Palestinians complain yet accommodate….. They speak of suffocation and imprisonment, of the desire for a “normal” life: “We want to enjoy the simple pleasures of life—go to movies, to a café in Jerusalem, to travel, to feel safe.”…Checkpoints assume an aggregate, unitary Palestinian body defined by its collective potential for opposition, and thus they violate international law prohibiting collective punishment as well as freedom of movement. Security is the fetishized rationale in which immobilization is cast: “we do this because they are terrorists.” In the post-9/11 world, mobility has been securitized and subjected to ever-evolving surveillance techniques. As part of the WoT, mobility is now a matter of national security globally, reaching an extreme in Palestine where the ability to move is openly and unequivocally distributed according to ethno-religious and national identities. The inequitable allocation of mobility and space crafts an expanding Jewish space/time and a shrinking, fragmented Palestinian one. Israelis move with ease… while the spatially constrained Palestinian only moves with permission.

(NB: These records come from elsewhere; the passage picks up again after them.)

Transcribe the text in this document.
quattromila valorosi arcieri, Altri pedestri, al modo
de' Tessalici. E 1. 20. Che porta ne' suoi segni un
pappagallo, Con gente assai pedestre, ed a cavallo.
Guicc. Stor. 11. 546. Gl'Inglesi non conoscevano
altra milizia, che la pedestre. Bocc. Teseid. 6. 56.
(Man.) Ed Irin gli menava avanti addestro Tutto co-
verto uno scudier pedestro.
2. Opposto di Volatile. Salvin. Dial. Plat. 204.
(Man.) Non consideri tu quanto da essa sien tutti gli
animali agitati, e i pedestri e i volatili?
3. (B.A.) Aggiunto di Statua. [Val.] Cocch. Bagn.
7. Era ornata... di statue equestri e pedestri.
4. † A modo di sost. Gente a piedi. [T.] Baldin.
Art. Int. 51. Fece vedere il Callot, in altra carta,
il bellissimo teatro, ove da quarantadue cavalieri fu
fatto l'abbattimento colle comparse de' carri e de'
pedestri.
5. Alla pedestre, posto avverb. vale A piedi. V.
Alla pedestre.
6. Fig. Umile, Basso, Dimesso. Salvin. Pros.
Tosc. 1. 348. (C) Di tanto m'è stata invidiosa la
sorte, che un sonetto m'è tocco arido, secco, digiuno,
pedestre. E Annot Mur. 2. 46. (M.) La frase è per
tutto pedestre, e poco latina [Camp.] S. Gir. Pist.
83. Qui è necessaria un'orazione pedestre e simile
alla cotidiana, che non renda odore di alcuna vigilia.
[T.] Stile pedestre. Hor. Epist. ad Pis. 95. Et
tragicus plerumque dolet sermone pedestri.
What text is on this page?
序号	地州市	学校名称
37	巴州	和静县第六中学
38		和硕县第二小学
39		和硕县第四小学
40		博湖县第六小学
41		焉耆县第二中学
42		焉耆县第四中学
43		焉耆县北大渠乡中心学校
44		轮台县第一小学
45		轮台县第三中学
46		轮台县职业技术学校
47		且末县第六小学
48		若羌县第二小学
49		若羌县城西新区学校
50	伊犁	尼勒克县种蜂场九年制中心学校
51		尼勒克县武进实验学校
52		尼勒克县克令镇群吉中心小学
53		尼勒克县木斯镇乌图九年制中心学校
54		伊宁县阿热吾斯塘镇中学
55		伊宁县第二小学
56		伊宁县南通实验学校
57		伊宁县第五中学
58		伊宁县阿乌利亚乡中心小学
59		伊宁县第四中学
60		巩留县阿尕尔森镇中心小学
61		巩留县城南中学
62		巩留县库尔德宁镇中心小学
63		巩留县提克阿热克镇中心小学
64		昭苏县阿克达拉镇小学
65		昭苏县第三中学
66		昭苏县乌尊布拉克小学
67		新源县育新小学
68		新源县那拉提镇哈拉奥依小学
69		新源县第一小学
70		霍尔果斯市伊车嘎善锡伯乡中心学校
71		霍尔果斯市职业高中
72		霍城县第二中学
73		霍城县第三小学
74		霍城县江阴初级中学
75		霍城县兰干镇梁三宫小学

Checkpoints’ immobilizing effects have seriously eroded their ability to produce space. Human mobility figures prominently in the way landscape is produced, reproduced, and endowed with meaning. A new lexicon of topographic names and spatial locators peppers daily conversation: checkpoints, flying checkpoints, terminals, underground passages, gates, areas A, B, and C, and bypass roads. Landscape is constantly being reconfigured through interdictions of access and mobility, new forms of the built environment, and linguistic changes, evident in Hebrew signage, that can render it nearly unrecognizable. In other words, landscape is always in an emergent state, produced by human design ranging from the banal and subtle to the grandiose and spectacular.
If place acquires definition and meaning through the social activities people engage in and the social relationships they craft and pursue in them, then Palestinians are increasingly constrained in their place-making capacity. They can only craft and give meaning to place in very delimited areas.